Valerie Miner's "After Eden" is both a personal, individual story and a collective one potentially engaged with provocative political questions.
Two groups serve as foci in the book. There are the members of a lesbian land collective in California's McKenzie Valley, Beulah Ranch. It is home to a diverse collection of lesbian couples: Jewish, earth-mother Ruth and her eleven year old daughter Joyce; spunky, Chinese-American, small-scale vintner Lindsey and her older, African-American, graduate student girlfriend Marianne; Biology teacher, salt-of-the-earth Virginia and her working class, UPS truck-driving lover, Sally; and, urban-planner Emily and her lover, Salerno, a jazz saxophonist. These women are the founders and land owners. Beulah also provides community/family to a number of additional characters, as equally diverse as those just listed, who share in the community's activities but don't own land on the ranch..
The fictional McKenzie Valley, situated in the mountains Northeast of San Francisco, serves as a second, broader focus. It is a much less formal and organized 'collective' than Beulah Ranch. As sketched by Miner, various groups have called this fictional valley home, interacting and badacting with each other: Russians, Spaniards, Native Americans, Mexican-Americans, Anglos, vintners, farmers, yuppies, migrant workers, and loggers. Again, another diverse lot. The book is kind of grasping when it comes to diversity in a Noah's ark kind of way. Yet, while the diversity is a little much, the various communities and families in the novel present a host of good questions: what makes a place home; what gives you a right to call a place home; how do we learn to share a place so that it is home to many.
Miner anchors these panoramic, group perspectives with a more traditional, narrative of death and loss. The novel begins with the urban-planner and urban-minded Emily Adams driving from Chicago to spend the summer with her lover, Salerno, at their cabin on Beulah Ranch. Emily arrives a bit before Salerno to Beulah, a place Salerno's has slowly sold Emily on as place of renewal, a place "of unleashrd vitality"(10). Salerno "saw the land as a new home and the women there as a kind of family"(16).
Emily would seem to be of this family and yet apart. While she's friends with the Beulah women, her primary connection is to Salerno, and deep down, right until the very end of the book, she lives apart, in her head. She questions "'Who are friends?'...could you b friends only with the members of your own tribe?...What if you didn't have a tribe?"(99). At the outset, it would seem that Emily's 'tribe' consists of Salerno alone. Arriving at Beulah, Emily's first impulse is to hideaway and wait for Salerno before opening out to the world. Unfortunately, Salerno never comes.

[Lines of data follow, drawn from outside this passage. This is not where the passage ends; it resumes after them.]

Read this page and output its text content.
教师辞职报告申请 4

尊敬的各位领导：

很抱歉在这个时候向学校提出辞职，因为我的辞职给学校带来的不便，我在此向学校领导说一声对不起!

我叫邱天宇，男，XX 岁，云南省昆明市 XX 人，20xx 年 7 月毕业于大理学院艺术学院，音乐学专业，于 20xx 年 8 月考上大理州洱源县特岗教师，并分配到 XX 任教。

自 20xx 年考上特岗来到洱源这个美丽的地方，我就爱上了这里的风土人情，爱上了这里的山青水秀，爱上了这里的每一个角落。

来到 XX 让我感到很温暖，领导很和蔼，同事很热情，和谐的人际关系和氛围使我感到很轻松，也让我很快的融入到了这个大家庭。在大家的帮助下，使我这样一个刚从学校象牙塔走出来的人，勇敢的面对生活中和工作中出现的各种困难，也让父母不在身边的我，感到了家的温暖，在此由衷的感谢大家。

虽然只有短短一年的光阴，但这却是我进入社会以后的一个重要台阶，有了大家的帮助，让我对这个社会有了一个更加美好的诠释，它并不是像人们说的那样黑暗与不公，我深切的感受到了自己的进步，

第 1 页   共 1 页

Tragedy strikes when Salerno's plane crashes. Salerno was Emily's entree into the Beulah family and the Valley. Introverted, intellectual, it was Salerno who brought Emily out of herself and introduced her to these worlds. Without her, Emily is inclined to leave Beulah, to flee a place now irrevocably marked by loss. Despite her own impulses and instincts, Beulah and the family it fostered acts like a home, claiming her. When she first returns at the outset of the novel, she inadvertently, half-consciously refers to it as home in the course of conversing with Phoenix, her dog, and she wonders whether the term applies. Emily spends twelve months trying to leave; Beulah Ranch, land and family,calls her back.
Of course, what calls her back may seem circumstance: Ruth's accident keeps her awhile; Lindsey's pregnancy keeps her; a newcomer to the community draws her attention; her San Francisco based brother, distant heretofore, begins to try to connect to her while she remains in the McKenzie Valley; she commits to teaching migrant workers. However, all of these circumstances are related to the fact that Emily has become a part of something. She's entered into a community and found a home. Ok, maybe she's found herself in a home. Regardless, home is what keeps her from following her grief fueled impulse to leave. Home asserts its claims on her being.
This is a political novel of ideas. It has its flaws. Characters are a bit flat, most especially a two-dimensional fundamentalist Christian who proves to be the villain. Or, in this case, ends up "temporarily in a prison for the criminally insane"(244) which seems a weak way to damn opponents you can't bring to life.
Ultimately, as a political novel, I think it fails most particularly on one front. Miner presents the Mackenzie Valley is a diverse collection of peoples whose interaction is marked by conflict. Beulah seems to serve as a relatively peaceable kingdom offered in response. Yet, I'm not certain that Beulah presents a future for communities.
Beulah and the MacKenzie differ in profound ways. Beulah is diverse in some ways. The residents have various ethnic, racial and age differences. However, in the end, they all pretty much think alike. Moreover, Beulah is a community by choice while the Mackenzie is a community of circumstance, a far more common variety of community. Community by choice may seem benign and to be desired. Yet, communities by choice often need to be maintained by harsh methods of exclusion. When Sally begins to act in a manner harmful to the ranch, she is let go. Good for the health of the ranch. Bad for the health of Sally. Perhaps this is what Communities need to do to maintain their peace, but this is hardly a picture of community as a caring family, despite the fact that Miner often applies the family tag to Beulah.